THE health-care reform package that the House approved Sunday night does several hugely important things. Above all, it will provide coverage for an estimated 31 million uninsured Americans whose medical expenses now are subsidized by insured individuals and by businesses.
For all the tiresome scare rhetoric about a "government takeover of one-sixth of the American economy," the legislation will stimulate competition among private health insurers. At the same time, it will curb their worst abuses, such as denying coverage to people with pre-existing medical conditions, or making such coverage prohibitively expensive.
It helps small businesses by providing tax credits for insuring their employees. Its mandate that most Americans buy health insurance or pay a penalty is accompanied by subsidies for struggling low-income, working-class, and middle-class households. It fairly taxes high-cost "Cadillac" health insurance plans.
It will start to limit increases in health-care costs, without widening the federal deficit. And it will do all these things without essentially disrupting the coverage of Americans who get health insurance from their employers or from Medicare.
President Obama deserves credit for perseverance on his chief domestic issue, through 14 months of discord and partisan obstructionism. Special recognition goes to those House Democrats in swing districts who voted for the bill despite threats that they could lose their jobs in November.
It's mildly disconcerting that Rep. Marcy Kaptur (D., Toledo) waited until the last minute to sign onto legislation that will help so many of her constituents. Mr. Obama mollified Miss Kaptur and other anti-abortion Democrats by issuing an executive order prohibiting the use of public money to subsidize abortions - effectively restating current law. This issue should not have become the obstacle that it did, but Miss Kaptur's support was better late than never.

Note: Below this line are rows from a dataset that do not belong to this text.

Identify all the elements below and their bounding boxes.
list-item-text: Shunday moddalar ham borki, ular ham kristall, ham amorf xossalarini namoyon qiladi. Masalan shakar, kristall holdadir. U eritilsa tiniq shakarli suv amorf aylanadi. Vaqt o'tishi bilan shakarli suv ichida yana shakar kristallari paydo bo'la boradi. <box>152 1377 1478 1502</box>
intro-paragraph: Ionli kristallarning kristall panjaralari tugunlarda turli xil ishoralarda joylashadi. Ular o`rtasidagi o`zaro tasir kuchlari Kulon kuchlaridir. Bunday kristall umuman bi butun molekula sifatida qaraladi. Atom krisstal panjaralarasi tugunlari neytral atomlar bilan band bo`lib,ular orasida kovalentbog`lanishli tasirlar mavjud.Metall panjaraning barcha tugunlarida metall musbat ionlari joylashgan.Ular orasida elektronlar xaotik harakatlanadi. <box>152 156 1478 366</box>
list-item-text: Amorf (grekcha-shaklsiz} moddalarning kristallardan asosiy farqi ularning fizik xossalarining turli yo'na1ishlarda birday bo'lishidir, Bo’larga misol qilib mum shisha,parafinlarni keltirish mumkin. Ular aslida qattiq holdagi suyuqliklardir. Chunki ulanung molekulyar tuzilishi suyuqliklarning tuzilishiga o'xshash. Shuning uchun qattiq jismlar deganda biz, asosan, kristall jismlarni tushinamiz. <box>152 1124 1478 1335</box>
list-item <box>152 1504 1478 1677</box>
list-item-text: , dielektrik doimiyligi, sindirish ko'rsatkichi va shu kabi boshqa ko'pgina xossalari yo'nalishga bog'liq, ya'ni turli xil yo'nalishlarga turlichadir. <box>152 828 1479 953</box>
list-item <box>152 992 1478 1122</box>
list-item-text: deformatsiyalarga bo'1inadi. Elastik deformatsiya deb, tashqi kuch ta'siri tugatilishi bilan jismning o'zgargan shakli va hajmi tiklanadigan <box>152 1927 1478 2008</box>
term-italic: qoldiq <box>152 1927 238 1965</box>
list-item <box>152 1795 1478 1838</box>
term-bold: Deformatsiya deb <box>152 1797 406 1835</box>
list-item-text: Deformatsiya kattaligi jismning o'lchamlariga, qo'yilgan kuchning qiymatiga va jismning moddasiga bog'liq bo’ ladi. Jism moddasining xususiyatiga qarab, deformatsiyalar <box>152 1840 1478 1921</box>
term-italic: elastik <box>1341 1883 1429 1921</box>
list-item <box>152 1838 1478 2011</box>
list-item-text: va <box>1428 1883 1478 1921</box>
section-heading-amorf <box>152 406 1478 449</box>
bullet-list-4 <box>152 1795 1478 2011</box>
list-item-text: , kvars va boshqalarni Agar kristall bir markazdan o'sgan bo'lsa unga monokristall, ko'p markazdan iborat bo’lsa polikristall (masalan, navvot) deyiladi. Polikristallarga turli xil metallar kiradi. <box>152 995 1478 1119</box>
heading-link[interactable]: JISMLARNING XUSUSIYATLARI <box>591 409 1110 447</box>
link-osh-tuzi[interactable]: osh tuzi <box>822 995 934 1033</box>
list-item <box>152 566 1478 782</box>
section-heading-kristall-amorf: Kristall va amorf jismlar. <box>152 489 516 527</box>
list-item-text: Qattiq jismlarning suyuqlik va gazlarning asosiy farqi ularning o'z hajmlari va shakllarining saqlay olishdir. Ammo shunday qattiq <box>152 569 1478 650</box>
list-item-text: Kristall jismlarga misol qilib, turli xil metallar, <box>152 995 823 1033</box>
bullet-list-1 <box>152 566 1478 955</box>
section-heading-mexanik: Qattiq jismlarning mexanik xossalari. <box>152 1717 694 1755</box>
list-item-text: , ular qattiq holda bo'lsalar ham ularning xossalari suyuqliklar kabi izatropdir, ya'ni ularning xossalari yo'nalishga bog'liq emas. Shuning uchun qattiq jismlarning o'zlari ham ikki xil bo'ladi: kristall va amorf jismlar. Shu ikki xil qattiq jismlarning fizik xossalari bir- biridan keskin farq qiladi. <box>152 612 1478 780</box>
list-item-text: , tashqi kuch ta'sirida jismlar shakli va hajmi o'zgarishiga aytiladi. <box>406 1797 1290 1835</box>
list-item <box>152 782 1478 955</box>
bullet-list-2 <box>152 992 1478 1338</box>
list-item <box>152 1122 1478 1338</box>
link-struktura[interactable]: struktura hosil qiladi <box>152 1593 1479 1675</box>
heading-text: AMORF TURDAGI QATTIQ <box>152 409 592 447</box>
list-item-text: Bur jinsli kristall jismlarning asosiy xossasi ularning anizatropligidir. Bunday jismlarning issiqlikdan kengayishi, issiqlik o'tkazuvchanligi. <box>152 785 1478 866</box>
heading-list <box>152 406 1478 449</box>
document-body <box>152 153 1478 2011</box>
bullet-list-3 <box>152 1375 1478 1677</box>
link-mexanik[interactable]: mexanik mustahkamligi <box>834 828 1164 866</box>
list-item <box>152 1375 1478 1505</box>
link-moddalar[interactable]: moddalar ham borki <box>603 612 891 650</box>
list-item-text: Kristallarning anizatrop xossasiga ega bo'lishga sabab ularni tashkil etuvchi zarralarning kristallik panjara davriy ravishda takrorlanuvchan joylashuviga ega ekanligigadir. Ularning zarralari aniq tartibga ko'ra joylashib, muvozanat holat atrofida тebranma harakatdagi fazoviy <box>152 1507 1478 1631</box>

Not one Republican House member voted for the bill. Since GOP lawmakers call incessantly for reduced government spending, here's a suggestion: Let them stay home and phone in their "no" votes. Not only would that save a lot of money, but their self-imposed irrelevance to the political process would not be so conspicuous.
House Democratic leaders wisely chose not to invoke the "deem and pass" tactic that would have weakened the legitimacy of the reform package. Still, the process is not quite over.
Although the House sent to the President the Senate-approved health-care bill, senators must vote to accept the changes House members made to the bill. They will use a valid parliamentary procedure called reconciliation that will enable the Senate to enact the changes on a simple majority - thus preventing a filibuster by the GOP minority from killing the legislation.
Even then, the job will not be done. The bill does not do enough to curb health-care inflation, but its initiatives on Medicare cost control and private insurance exchanges are good starts.
Social Security and Medicare were highly controversial when they were enacted, but both programs have become basic protectors of elderly and sick Americans against destitution. In time, this health-care reform legislation likely will have the same effect.
But those critics who think Mr. Obama and Democratic lawmakers have moved too fast to ensure that America is no longer the only large industrialized nation that does not require near-universal health-care coverage might want to think again. Former Republican President Theodore Roosevelt called for national health insurance - in 1912.